Black-box Adversarial Transferability: An Empirical Study in Cybersecurity Perspective
- URL: http://arxiv.org/abs/2404.10796v1
- Date: Mon, 15 Apr 2024 06:56:28 GMT
- Title: Black-box Adversarial Transferability: An Empirical Study in Cybersecurity Perspective
- Authors: Khushnaseeb Roshan, Aasim Zafar,
- Abstract summary: In adversarial machine learning, malicious users try to fool the deep learning model by inserting adversarial perturbation inputs into the model during its training or testing phase.
We empirically test the black-box adversarial transferability phenomena in cyber attack detection systems.
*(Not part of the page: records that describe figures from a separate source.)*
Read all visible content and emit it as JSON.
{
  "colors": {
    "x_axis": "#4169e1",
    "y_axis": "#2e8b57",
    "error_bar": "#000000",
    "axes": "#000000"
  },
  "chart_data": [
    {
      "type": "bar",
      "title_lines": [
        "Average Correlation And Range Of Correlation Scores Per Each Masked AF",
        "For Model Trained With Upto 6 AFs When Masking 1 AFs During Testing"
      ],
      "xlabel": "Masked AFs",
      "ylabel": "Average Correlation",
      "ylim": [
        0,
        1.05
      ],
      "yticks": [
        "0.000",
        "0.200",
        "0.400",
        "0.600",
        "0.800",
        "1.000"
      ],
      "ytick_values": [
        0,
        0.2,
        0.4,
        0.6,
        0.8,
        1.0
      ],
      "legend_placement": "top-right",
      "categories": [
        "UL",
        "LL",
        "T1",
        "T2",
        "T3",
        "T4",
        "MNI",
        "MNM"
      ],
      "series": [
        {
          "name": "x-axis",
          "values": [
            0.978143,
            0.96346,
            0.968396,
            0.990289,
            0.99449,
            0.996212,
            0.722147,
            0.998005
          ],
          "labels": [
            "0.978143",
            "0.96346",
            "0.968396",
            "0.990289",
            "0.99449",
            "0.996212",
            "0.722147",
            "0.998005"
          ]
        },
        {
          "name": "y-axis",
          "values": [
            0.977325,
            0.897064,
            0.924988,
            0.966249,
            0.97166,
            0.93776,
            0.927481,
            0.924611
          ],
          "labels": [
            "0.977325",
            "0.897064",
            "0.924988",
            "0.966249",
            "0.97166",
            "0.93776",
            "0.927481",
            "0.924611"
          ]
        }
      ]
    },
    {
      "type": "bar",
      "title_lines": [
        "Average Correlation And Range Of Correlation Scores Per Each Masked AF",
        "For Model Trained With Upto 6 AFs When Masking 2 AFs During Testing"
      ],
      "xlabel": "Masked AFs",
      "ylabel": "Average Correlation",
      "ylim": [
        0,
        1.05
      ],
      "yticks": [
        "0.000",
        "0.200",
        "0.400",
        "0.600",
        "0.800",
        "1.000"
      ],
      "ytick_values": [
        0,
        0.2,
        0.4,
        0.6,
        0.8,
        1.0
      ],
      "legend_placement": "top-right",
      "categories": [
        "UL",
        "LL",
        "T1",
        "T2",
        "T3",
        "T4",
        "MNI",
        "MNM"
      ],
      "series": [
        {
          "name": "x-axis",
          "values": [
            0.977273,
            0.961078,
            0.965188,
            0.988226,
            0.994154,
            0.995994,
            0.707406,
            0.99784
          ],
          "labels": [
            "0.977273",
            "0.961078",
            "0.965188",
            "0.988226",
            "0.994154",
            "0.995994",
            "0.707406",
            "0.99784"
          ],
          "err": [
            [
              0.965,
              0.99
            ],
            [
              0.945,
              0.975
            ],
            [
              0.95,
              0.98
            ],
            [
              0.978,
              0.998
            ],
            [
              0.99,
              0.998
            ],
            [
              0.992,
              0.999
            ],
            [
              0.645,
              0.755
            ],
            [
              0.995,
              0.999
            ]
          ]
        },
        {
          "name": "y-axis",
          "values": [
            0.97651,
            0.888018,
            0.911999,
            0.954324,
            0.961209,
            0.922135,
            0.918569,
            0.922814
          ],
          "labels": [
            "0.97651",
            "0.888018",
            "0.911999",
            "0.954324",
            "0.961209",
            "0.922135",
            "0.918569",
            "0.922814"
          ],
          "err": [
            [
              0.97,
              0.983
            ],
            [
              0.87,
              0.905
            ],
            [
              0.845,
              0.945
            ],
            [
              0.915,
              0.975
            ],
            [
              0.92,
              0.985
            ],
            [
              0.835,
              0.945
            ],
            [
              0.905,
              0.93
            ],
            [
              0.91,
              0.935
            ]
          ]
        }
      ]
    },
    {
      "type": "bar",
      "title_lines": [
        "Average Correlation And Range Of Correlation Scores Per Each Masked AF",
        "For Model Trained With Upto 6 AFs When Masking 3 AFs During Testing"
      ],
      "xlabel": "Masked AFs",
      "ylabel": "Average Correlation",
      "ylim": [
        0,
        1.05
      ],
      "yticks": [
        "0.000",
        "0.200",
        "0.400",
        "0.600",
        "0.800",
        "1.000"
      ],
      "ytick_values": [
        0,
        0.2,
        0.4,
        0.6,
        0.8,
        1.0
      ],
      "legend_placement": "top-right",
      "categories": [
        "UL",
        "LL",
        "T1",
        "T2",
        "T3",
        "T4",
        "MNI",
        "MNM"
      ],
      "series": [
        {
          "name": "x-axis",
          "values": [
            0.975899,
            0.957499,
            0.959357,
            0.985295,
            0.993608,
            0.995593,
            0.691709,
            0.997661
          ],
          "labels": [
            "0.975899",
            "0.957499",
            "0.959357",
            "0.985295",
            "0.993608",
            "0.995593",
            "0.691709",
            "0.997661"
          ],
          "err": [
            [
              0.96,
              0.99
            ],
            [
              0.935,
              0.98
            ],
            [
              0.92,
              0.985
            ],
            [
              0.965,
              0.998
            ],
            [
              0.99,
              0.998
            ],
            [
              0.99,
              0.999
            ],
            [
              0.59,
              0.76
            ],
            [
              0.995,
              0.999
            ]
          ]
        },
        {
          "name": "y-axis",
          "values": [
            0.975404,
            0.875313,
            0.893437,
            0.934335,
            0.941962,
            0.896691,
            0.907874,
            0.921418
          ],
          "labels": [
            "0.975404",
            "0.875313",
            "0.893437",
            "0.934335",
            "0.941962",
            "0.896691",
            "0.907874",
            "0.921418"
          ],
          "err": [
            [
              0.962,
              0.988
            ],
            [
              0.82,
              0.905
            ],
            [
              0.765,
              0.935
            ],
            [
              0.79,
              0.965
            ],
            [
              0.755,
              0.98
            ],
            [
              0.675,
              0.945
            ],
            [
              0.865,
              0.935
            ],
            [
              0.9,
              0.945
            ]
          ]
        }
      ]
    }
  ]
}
The results indicate that any deep learning model is highly susceptible to adversarial attacks, even if the attacker does not have access to the internal details of the target model.
- Score: 0.0
- License: http://creativecommons.org/licenses/by-nc-nd/4.0/
- Abstract: The rapid advancement of artificial intelligence within the realm of cybersecurity raises significant security concerns. The vulnerability of deep learning models in adversarial attacks is one of the major issues. In adversarial machine learning, malicious users try to fool the deep learning model by inserting adversarial perturbation inputs into the model during its training or testing phase. Subsequently, it reduces the model confidence score and results in incorrect classifications. The novel key contribution of the research is to empirically test the black-box adversarial transferability phenomena in cyber attack detection systems. It indicates that the adversarial perturbation input generated through the surrogate model has a similar impact on the target model in producing the incorrect classification. To empirically validate this phenomenon, surrogate and target models are used. The adversarial perturbation inputs are generated based on the surrogate-model for which the hacker has complete information. Based on these adversarial perturbation inputs, both surrogate and target models are evaluated during the inference phase. We have done extensive experimentation over the CICDDoS-2019 dataset, and the results are classified in terms of various performance metrics like accuracy, precision, recall, and f1-score. The findings indicate that any deep learning model is highly susceptible to adversarial attacks, even if the attacker does not have access to the internal details of the target model. The results also indicate that white-box adversarial attacks have a severe impact compared to black-box adversarial attacks. There is a need to investigate and explore adversarial defence techniques to increase the robustness of the deep learning models against adversarial attacks.